CAG.4 Gerald Festus Kelly, Sasha Kropotkin, c.1912, oil on canvas, 74.5 x 61.5 cm. Purchased, the Artist, 1924 (Gibson Bequest Fund).
We may be closed at present, but it’s been a busy week behind-the-scenes! We haven’t forgotten about our WORK OF THE WEEK though…
This portrait by Gerald Festus Kelly possibly dates to 1912 and depicts the Russian princess Alexandra Petrovna Kropotkin (1887–1966).
Known as “Sasha”, Alexandra Kropotkin was a writer who translated George Bernard Shaw’s plays into Russian. She also produced English translations of Leo Tolstoy’s War and Peace and Fyodor Dostoyevsky’s Crime and Punishment, and popularised Russian culture in the United States with her cookbook How to Cook and Eat in Russian (1947). In 1951, she was an expert panellist on the popular television series Chronoscope (CBS).

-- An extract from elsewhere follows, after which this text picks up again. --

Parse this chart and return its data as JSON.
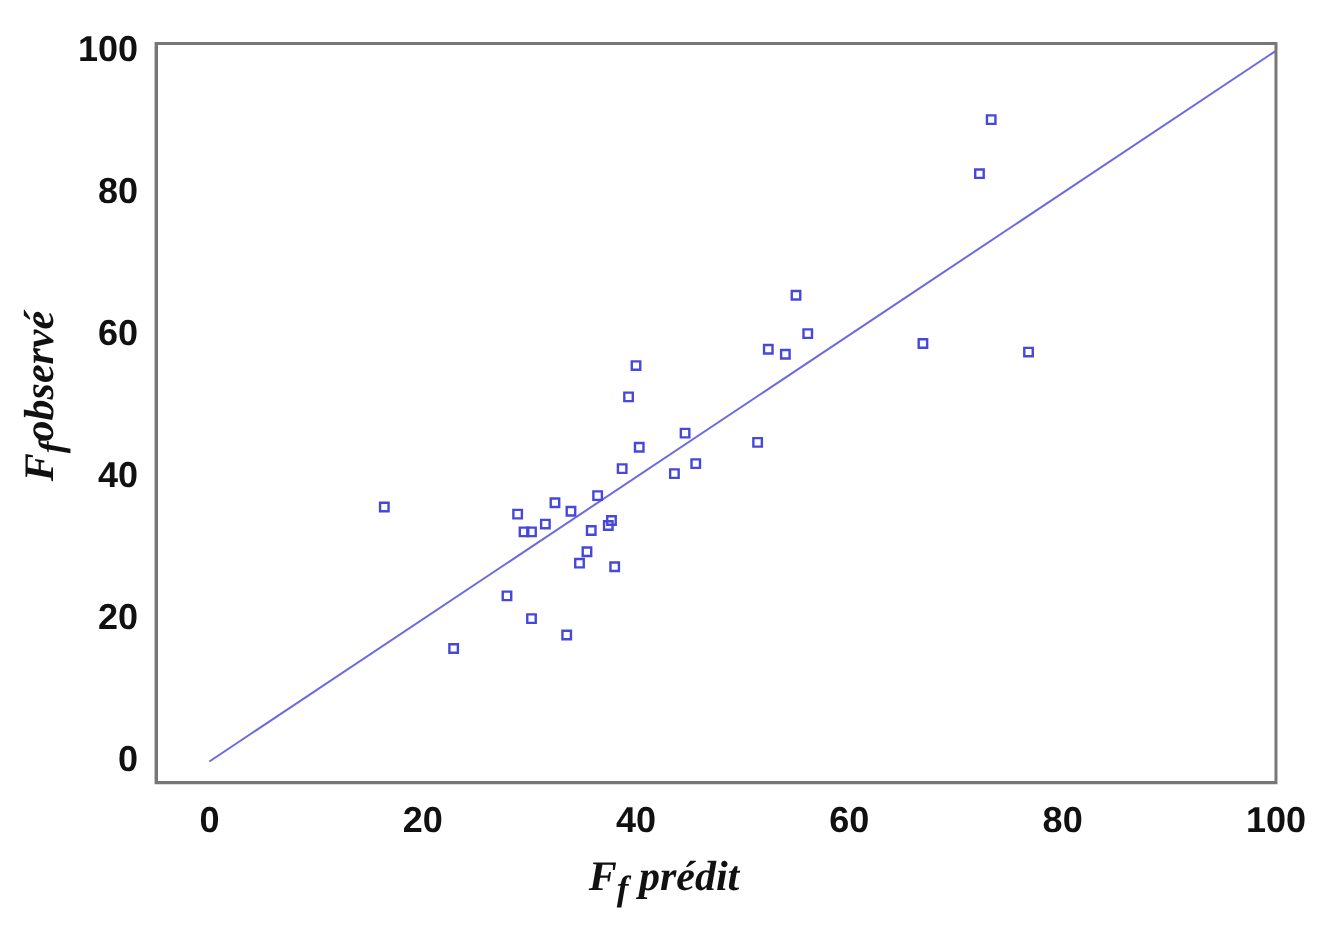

A master portraitist, Kelly captures in his subject’s eyes and returned gaze something of Kropotkin’s fierce intelligence. Set against a neutral grey interior, complete with subtle Greek wave decorative motif, Kropotkin looks over her left shoulder, her hair in the contemporary bob style popularised by actress and dancer Irene Castle (1893-1969).
Born in Bromley, London, “Sasha” was the only child of anarchist and scientist Peter Kropotkin (1842-1921) and lived in Russia during the revolutionary period, 1917-21. Although married to socialist Boris Lebedev, at the time of sitting for this portrait Kropotkin was likely conducting an affair with the British writer (and spy) W. Somerset Maugham, a lifelong friend of the artist. From 1927 onwards, Kropotkin lived in New York.
Fun fact! Committee meeting minutes from 14 February 1925 state: “A design by Miss D. Roberts for a carved frame for the painting Sasha Kropotkin was accepted and the prize of £1.1.0 offered for same was ordered to be paid her.”
Sasha Kropotkin (c.1912) by Gerald Festus Kelly hangs on our Grand Staircase.